Immutable Data Structures
JavaScript/TypeScript:
// Object spread for shallow copy
const original = { name: "Alice", age: 30 };
const updated = { ...original, age: 31 };
// Array spread
const numbers = [1, 2, 3];
const extended = [...numbers, 4, 5];
// Nested immutable update
interface User {
name: string;
address: {
city: string;
zip: string;
};
}
const user: User = {
name: "Alice",
address: { city: "New York", zip: "10001" }
};
// Update nested property immutably
const updatedUser: User = {
...user,
address: {
...user.address,
city: "Boston"
}
};
// Using Immer library for complex updates
import produce from "immer";
const newUser = produce(user, draft => {
draft.address.city = "Boston"; // Looks mutable but creates new object
});
Python:
# Tuples are immutable
coordinates = (40.7128, -74.0060)
# coordinates[0] = 41 # TypeError: tuple doesn't support item assignment
# Immutable data with dataclasses
from dataclasses import dataclass, replace
@dataclass(frozen=True) # frozen=True makes immutable
class User:
name: str
age: int
email: str
user = User(name="Alice", age=30, email="alice@example.com")
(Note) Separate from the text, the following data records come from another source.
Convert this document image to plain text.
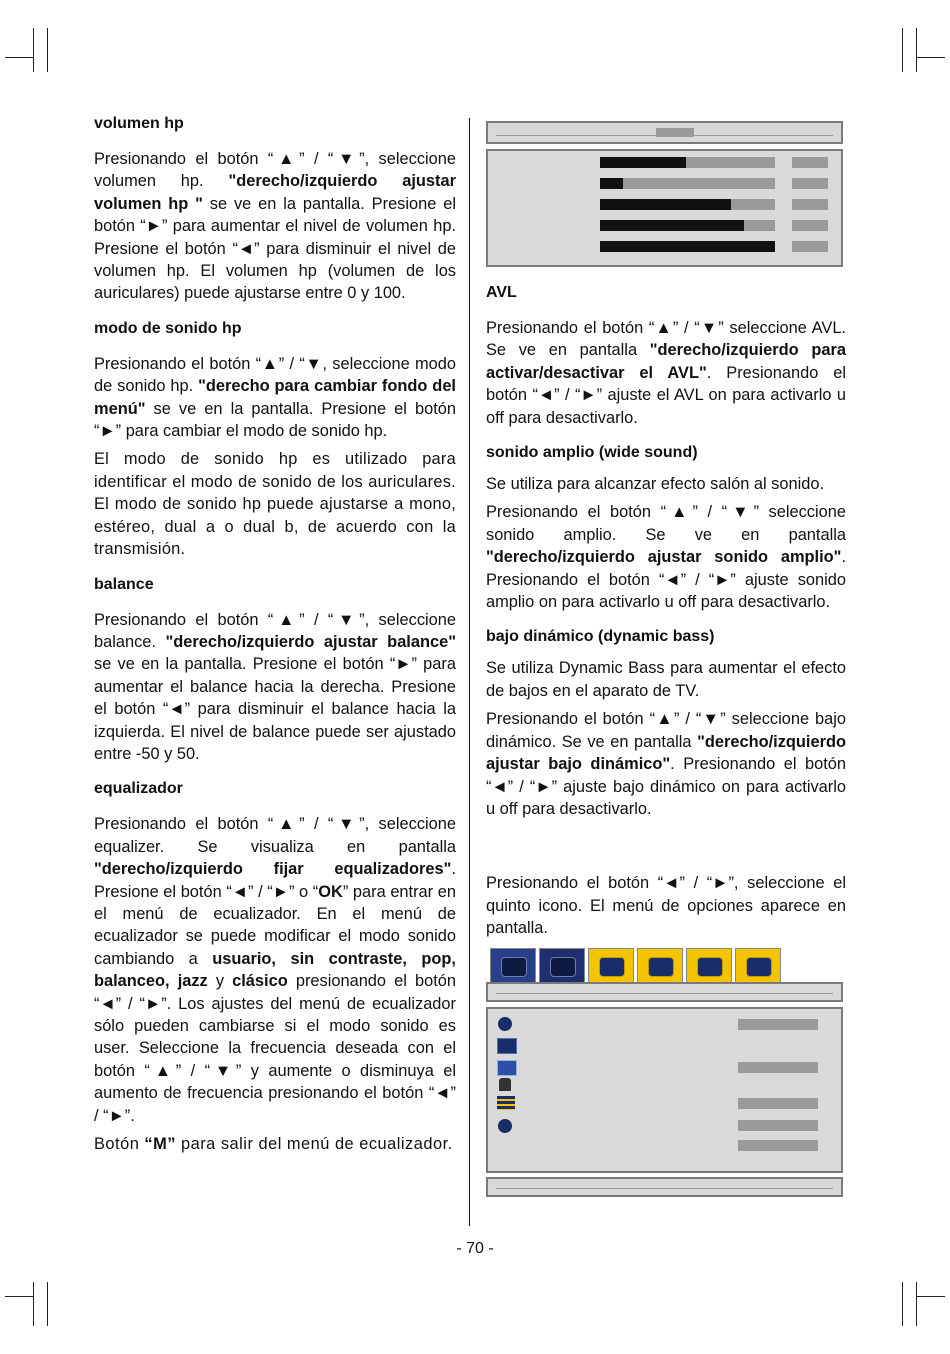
volumen hp

Presionando el botón “▲” / “▼”, seleccione volumen hp. "derecho/izquierdo ajustar volumen hp " se ve en la pantalla. Presione el botón “►” para aumentar el nivel de volumen hp. Presione el botón “◄” para disminuir el nivel de volumen hp. El volumen hp (volumen de los auriculares) puede ajustarse entre 0 y 100.

modo de sonido hp

Presionando el botón “▲” / “▼, seleccione modo de sonido hp. "derecho para cambiar fondo del menú" se ve en la pantalla. Presione el botón “►” para cambiar el modo de sonido hp.

El modo de sonido hp es utilizado para identificar el modo de sonido de los auriculares. El modo de sonido hp puede ajustarse a mono, estéreo, dual a o dual b, de acuerdo con la transmisión.

balance

Presionando el botón “▲” / “▼”, seleccione balance. "derecho/izquierdo ajustar balance" se ve en la pantalla. Presione el botón “►” para aumentar el balance hacia la derecha. Presione el botón “◄” para disminuir el balance hacia la izquierda. El nivel de balance puede ser ajustado entre -50 y 50.

equalizador

Presionando el botón “▲” / “▼”, seleccione equalizer. Se visualiza en pantalla "derecho/izquierdo fijar equalizadores". Presione el botón “◄” / “►” o “OK” para entrar en el menú de ecualizador. En el menú de ecualizador se puede modificar el modo sonido cambiando a usuario, sin contraste, pop, balanceo, jazz y clásico presionando el botón “◄” / “►”. Los ajustes del menú de ecualizador sólo pueden cambiarse si el modo sonido es user. Seleccione la frecuencia deseada con el botón “▲” / “▼” y aumente o disminuya el aumento de frecuencia presionando el botón “◄” / “►”.

Botón “M” para salir del menú de ecualizador.

AVL

Presionando el botón “▲” / “▼” seleccione AVL. Se ve en pantalla "derecho/izquierdo para activar/desactivar el AVL". Presionando el botón “◄” / “►” ajuste el AVL on para activarlo u off para desactivarlo.

sonido amplio (wide sound)

Se utiliza para alcanzar efecto salón al sonido.

Presionando el botón “▲” / “▼” seleccione sonido amplio. Se ve en pantalla "derecho/izquierdo ajustar sonido amplio". Presionando el botón “◄” / “►” ajuste sonido amplio on para activarlo u off para desactivarlo.

bajo dinámico (dynamic bass)

Se utiliza Dynamic Bass para aumentar el efecto de bajos en el aparato de TV.

Presionando el botón “▲” / “▼” seleccione bajo dinámico. Se ve en pantalla "derecho/izquierdo ajustar bajo dinámico". Presionando el botón “◄” / “►” ajuste bajo dinámico on para activarlo u off para desactivarlo.

Presionando el botón “◄” / “►”, seleccione el quinto icono. El menú de opciones aparece en pantalla.

- 70 -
# user.age = 31 # FrozenInstanceError
# Create modified copy
updated_user = replace(user, age=31)
print(user.age) # 30 - unchanged
print(updated_user.age) # 31
# Immutable collections
from typing import FrozenSet
allowed_roles: FrozenSet[str] = frozenset(["admin", "user", "guest"])
# allowed_roles.add("superuser") # AttributeError
C#:
// Immutable record types (C# 9+)
public record User(string Name, int Age, string Email);
var user = new User("Alice", 30, "alice@example.com");
// user.Age = 31; // Compile error: init-only property
// Create modified copy with 'with' expression
var updatedUser = user with { Age = 31 };
Console.WriteLine(user.Age); // 30 - unchanged
Console.WriteLine(updatedUser.Age); // 31
// Immutable collections
using System.Collections.Immutable;
var numbers = ImmutableList.Create(1, 2, 3);
var extended = numbers.Add(4); // Returns new list
Console.WriteLine(numbers.Count); // 3
Console.WriteLine(extended.Count); // 4
// ImmutableDictionary
var users = ImmutableDictionary<int, string>.Empty
.Add(1, "Alice")
.Add(2, "Bob");
var updated = users.SetItem(1, "Alice Smith");
Pure Functions
Definition and Benefits
Pure function characteristics:
- Same input always produces same output
- No side effects (doesn't modify external state)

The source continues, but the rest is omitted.